Madame s'ennuie dans sa chambre à coucher et s'impatiente en voyant la pendule, qui lui semble marcher à rebours. Elle caresse son beau lévrier et regarde par la fenêtre. Mais il ne vient pas!
Heureusement elle entend résonner le timbre. «Oh! qui que tu sois, j'attends!»
Et, pour commencer, qu'est-ce que Madame? C'est une jolie jeune femme qui soupire sur trois années de mariage. Son mari est charmant, quand il est là,—mais il n'est jamais là!—Pourquoi? puisque sa femme est charmante. Une douce pâleur, légèrement bistrée sous les yeux; des lèvres rouges qui ne sont pas peintes et qui ont faim; la passion les agite, comme les ailes du nez, qui est d'un millimètre trop court, mais qui est bien dessiné. Les lèvres, qui ne se touchent pas tout à fait, permettent de voir, comme dans un écrin, des dents qui voudraient mordre. Le menton s'accuse un peu trop; mais quelle adorable volupté dans les ondulations du cou, sous les vagues rebelles des cheveux noirs!
Si nous étions au bal, nous en verrions bien d'autres; je pourrais peindre tout à loisir—puisque je le verrais—le sein provocant de Janina, c'est le nom de la jeune mariée;—je pourrais peindre les épaules et les bras dans toute la volupté de leur frémissement, brûlés par les flammes vives de la valse. Mais, Janina étant chez elle et non chez les autres, je ne veux pas être indiscret.
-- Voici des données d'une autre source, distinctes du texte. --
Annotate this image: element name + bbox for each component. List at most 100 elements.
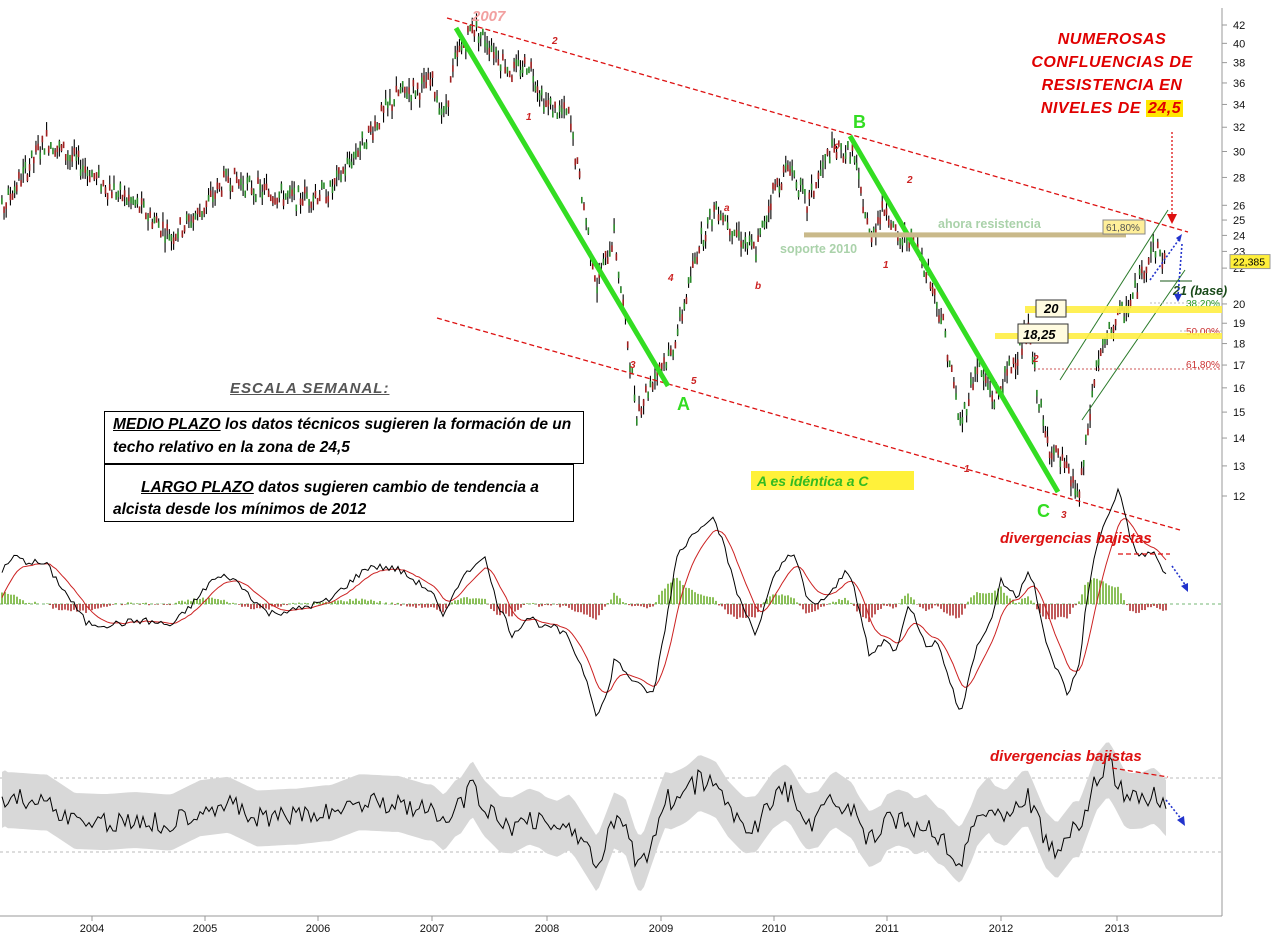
price-candle-body [700, 227, 703, 235]
price-candle-body [948, 360, 951, 367]
price-candle-body [976, 367, 979, 375]
price-candle-body [609, 250, 611, 257]
price-candle-body [617, 271, 620, 279]
up-channel-lower [1081, 269, 1186, 421]
price-candle-body [113, 183, 115, 191]
price-candle-body [238, 179, 240, 186]
macd-arrow [1171, 565, 1187, 587]
price-candle-body [826, 148, 829, 156]
price-candle-body [447, 100, 450, 107]
price-candle-body [93, 172, 96, 180]
price-candle-body [1138, 268, 1141, 276]
price-candle-body [654, 373, 656, 380]
headline-arrow-head [1167, 214, 1177, 224]
price-candle-body [534, 84, 537, 92]
y-tick-label: 15 [1233, 407, 1245, 419]
price-candle-body [475, 20, 478, 28]
price-candle-body [218, 182, 221, 190]
price-candle-body [706, 217, 709, 224]
price-candle-body [552, 111, 554, 118]
y-tick-label: 36 [1233, 78, 1245, 90]
price-candle-body [1055, 445, 1057, 452]
price-candle-body [1156, 241, 1159, 249]
price-candle-body [286, 190, 289, 198]
price-candle-body [348, 158, 351, 166]
price-candle-body [613, 224, 615, 231]
price-candle-body [833, 146, 836, 153]
y-tick-label: 14 [1233, 433, 1245, 445]
wave-a-line [453, 26, 671, 388]
price-candle-body [860, 186, 862, 194]
price-candle-body [316, 197, 319, 205]
price-candle-body [79, 169, 82, 176]
price-candle-body [563, 102, 565, 109]
price-candle-body [681, 314, 683, 321]
price-candle-body [13, 186, 16, 194]
price-candle-body [56, 145, 59, 153]
price-candle-body [1114, 318, 1117, 326]
fib-50-label: 50,00% [1186, 327, 1220, 338]
price-candle-body [755, 254, 757, 262]
wave-count-label: 3 [630, 360, 636, 371]
price-candle-body [231, 185, 234, 193]
wave-a-label: A [677, 394, 690, 414]
x-tick-label: 2012 [989, 923, 1013, 935]
price-candle-body [1110, 329, 1113, 336]
price-candle-body [185, 214, 188, 221]
price-candle-body [596, 286, 598, 294]
price-candle-body [108, 184, 111, 191]
headline-line-3: RESISTENCIA EN [1041, 77, 1183, 94]
price-candle-body [225, 168, 227, 176]
price-candle-body [965, 408, 968, 416]
price-candle-body [149, 211, 151, 218]
price-candle-body [540, 88, 543, 96]
price-candle-body [365, 142, 368, 149]
price-candle-body [172, 237, 175, 244]
price-candle-body [651, 383, 654, 390]
price-candle-body [138, 206, 141, 213]
price-candle-body [938, 315, 940, 322]
price-candle-body [1147, 257, 1150, 265]
price-candle-body [454, 52, 456, 60]
price-candle-body [250, 187, 253, 195]
price-candle-body [452, 65, 454, 72]
price-candle-body [1095, 360, 1098, 367]
price-candle-body [359, 144, 361, 151]
price-candle-body [492, 51, 495, 59]
level-20-box [1035, 299, 1067, 318]
price-candle-body [1102, 338, 1104, 346]
level-21-label: 21 (base) [1172, 284, 1227, 298]
price-candle-body [901, 239, 904, 246]
price-candle-body [188, 215, 190, 222]
price-candle-body [151, 221, 154, 229]
price-candle-body [380, 104, 383, 112]
price-candle-body [942, 313, 945, 321]
price-candle-body [1091, 390, 1094, 398]
price-candle-body [35, 145, 37, 152]
price-candle-body [75, 154, 78, 161]
price-candle-body [772, 182, 774, 190]
price-candle-body [117, 190, 120, 198]
price-candle-body [412, 79, 415, 87]
price-candle-body [502, 54, 504, 61]
osc-divergence-line [1111, 767, 1169, 778]
price-candle-body [342, 167, 344, 174]
price-candle-body [1134, 280, 1136, 287]
price-candle-body [767, 206, 770, 213]
price-candle-body [715, 203, 718, 210]
price-candle-body [190, 221, 192, 228]
price-candle-body [425, 81, 427, 89]
price-candle-body [806, 206, 808, 213]
price-candle-body [824, 153, 827, 161]
price-candle-body [321, 181, 323, 189]
price-candle-body [974, 367, 976, 374]
price-candle-body [576, 157, 579, 164]
price-candle-body [194, 213, 197, 220]
price-candle-body [835, 152, 838, 159]
price-candle-body [414, 90, 417, 97]
price-candle-body [170, 234, 173, 242]
price-candle-body [782, 166, 785, 173]
price-candle-body [177, 231, 179, 239]
price-candle-body [622, 299, 624, 307]
price-candle-body [536, 86, 539, 93]
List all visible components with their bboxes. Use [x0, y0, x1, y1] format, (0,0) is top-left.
Cependant, le valet de chambre annonce Mme Hamilton, une Américaine francisée qui court le monde parisien à toute vapeur.
Elle n'a pas une seconde à elle, tant elle est à ses bonnes oeuvres. Elle se jetterait au feu pour faire le bien, si elle avait le temps. Ses bonnes oeuvres sont de plus d'une sorte. Curieuse comme Ève, elle veut être de tout; prenant sa part des chagrins comme sa part des joies, elle brouille les amoureux, sauf à les raccommoder. Elle ne permet pas qu'on fasse rien sans elle. Celle-là n'est pas jolie; voilà pourquoi sa vie est si occupée—pour les autres.
Elle entre chez Janina comme une petite bourrasque.
—Ah! ma chère amie, tu ne sais pas ce qui m'arrive?... Mais que vois-je?... tu as pleuré!... Es-tu folle de ne pas prendre gaiement la vie, dans une si jolie chambre à coucher!
Cette chambre à coucher était tendue de peluche bleue, piquée de broderies Louis XIII. L'ameublement contrastait, puisque c'était du pur Louis XVI, en bois laqué blanc, filets rose tendre ou bleu de ciel, dans le ton du plafond légèrement azuré et semé de nuages touchés par l'aurore.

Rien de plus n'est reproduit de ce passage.